On Saturday, when I was having a London rental market-related breakdown, I told my friend that I feel like I have no control over my life. She told me that’s not true, that I have control over my PhD. I laughed and laughed and laughed. It often feels like I’m failing at my PhD, that I’m never doing enough. My writing feels like a mess, I barely speak Ukrainian. I feel like I’m behind on deadlines I didn’t even know existed. Then I spend time with Ukrainian people, feel their warmth and kindness, their sweetness and encouragement of even my most basic attempts to speak their language. And I see that I have chosen to spend 3 years of my life doing work that makes people feel seen, makes people feel supported. There are plenty of things in my life that I could ascribe to fate, but my PhD isn’t one of them. It is the product of consistent choices and relentless determination. This work has always come from a place of care.

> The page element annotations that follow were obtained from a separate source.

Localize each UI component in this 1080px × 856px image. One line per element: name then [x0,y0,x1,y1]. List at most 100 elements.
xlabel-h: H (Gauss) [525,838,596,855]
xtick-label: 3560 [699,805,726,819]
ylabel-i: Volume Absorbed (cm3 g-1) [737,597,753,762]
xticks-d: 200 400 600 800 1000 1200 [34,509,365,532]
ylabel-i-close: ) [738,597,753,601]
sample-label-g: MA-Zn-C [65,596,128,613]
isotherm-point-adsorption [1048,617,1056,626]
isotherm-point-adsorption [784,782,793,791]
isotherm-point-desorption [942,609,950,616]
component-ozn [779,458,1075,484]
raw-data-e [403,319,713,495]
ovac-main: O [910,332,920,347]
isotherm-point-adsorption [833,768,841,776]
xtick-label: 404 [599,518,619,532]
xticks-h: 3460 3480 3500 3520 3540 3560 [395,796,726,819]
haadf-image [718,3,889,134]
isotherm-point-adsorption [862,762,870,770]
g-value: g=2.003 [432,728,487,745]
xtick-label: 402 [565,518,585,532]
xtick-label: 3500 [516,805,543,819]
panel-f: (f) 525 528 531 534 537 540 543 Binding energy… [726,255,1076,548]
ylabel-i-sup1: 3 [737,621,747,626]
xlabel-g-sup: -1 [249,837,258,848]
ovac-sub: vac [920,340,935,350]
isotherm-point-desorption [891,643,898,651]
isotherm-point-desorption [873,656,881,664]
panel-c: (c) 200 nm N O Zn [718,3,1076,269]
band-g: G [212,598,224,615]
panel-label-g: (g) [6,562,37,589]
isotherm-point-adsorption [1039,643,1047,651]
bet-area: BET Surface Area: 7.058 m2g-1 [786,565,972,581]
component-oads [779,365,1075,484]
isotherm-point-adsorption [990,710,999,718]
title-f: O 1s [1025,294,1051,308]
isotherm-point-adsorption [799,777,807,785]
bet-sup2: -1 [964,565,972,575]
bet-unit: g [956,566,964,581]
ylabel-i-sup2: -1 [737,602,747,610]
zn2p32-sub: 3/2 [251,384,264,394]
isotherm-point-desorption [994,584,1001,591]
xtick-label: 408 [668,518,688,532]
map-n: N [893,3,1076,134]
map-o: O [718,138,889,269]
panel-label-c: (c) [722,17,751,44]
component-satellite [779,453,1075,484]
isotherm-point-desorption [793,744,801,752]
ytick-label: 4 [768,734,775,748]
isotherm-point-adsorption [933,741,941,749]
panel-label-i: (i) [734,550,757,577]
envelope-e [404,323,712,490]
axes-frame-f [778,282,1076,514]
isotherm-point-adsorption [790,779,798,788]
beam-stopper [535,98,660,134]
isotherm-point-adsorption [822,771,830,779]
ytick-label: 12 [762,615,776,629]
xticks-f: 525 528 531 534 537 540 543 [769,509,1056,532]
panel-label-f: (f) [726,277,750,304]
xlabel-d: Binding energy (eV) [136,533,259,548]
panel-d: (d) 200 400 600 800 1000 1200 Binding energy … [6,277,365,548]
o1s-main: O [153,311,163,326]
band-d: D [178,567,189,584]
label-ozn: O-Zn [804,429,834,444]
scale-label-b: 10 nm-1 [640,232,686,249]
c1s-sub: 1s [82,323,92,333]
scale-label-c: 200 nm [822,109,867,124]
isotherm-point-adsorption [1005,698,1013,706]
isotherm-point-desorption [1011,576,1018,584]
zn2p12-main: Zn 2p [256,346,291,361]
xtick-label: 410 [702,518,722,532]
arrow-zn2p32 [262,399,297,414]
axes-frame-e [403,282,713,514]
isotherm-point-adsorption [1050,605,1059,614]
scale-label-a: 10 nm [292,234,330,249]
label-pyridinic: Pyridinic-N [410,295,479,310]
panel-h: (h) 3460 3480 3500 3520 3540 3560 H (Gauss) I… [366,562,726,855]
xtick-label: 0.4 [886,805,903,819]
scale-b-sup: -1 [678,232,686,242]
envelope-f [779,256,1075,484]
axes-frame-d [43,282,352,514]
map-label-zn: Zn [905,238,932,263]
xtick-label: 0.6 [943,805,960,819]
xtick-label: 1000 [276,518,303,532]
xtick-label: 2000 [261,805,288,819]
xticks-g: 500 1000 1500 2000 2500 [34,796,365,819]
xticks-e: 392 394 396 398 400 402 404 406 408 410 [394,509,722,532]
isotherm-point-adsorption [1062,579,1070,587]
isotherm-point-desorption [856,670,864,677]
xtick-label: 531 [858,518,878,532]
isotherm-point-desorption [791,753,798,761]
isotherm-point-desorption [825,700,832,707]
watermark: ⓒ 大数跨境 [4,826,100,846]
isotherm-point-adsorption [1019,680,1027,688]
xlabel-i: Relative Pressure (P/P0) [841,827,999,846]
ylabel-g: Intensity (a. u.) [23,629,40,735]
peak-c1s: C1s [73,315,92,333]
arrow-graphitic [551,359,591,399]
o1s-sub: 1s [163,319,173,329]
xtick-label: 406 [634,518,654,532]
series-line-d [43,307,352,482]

In a city like London, it is easy to isolate yourself. You can complain about the lack of community, the alienation of a city this size. Community isn’t something you fall into. It requires effort, it requires consistency, and it requires choosing to show up. You can choose to be the person who goes out of their way for others. You can choose to live your life from a place of care. You can send the “I’m thinking of you” messages, you can travel half way across the city to support your friend when they’re having a bad day, you can paint chairs for your favourite café, you can devote years of your life to a PhD in Ukrainian Studies as penance for your former interest in Russia. Being a person who cares ‘too much’ produces far more tangible results that leaving it up to fate. You get to choose your community. I have spent most of this year hovering on the edge of Ukrainian spaces, feeling like I shouldn’t be there, awkward in my linguistic limitations. I may lurk on the sidelines, but I show up consistently. I learn the memes and the references and the protest chants and the national anthem. Every hour I have spent in a Ukrainian café— tucked away in a corner, letting the language wash over me—every protest I went to, every Ukrainian event, was me choosing a community and showing up for them. Choosing to let myself be seen, forming real, meaningful relationships with the Ukrainians in my life is one of the most important choices I have made. It has cost me my belief system, but I have gained something far more tangible than faith and fate.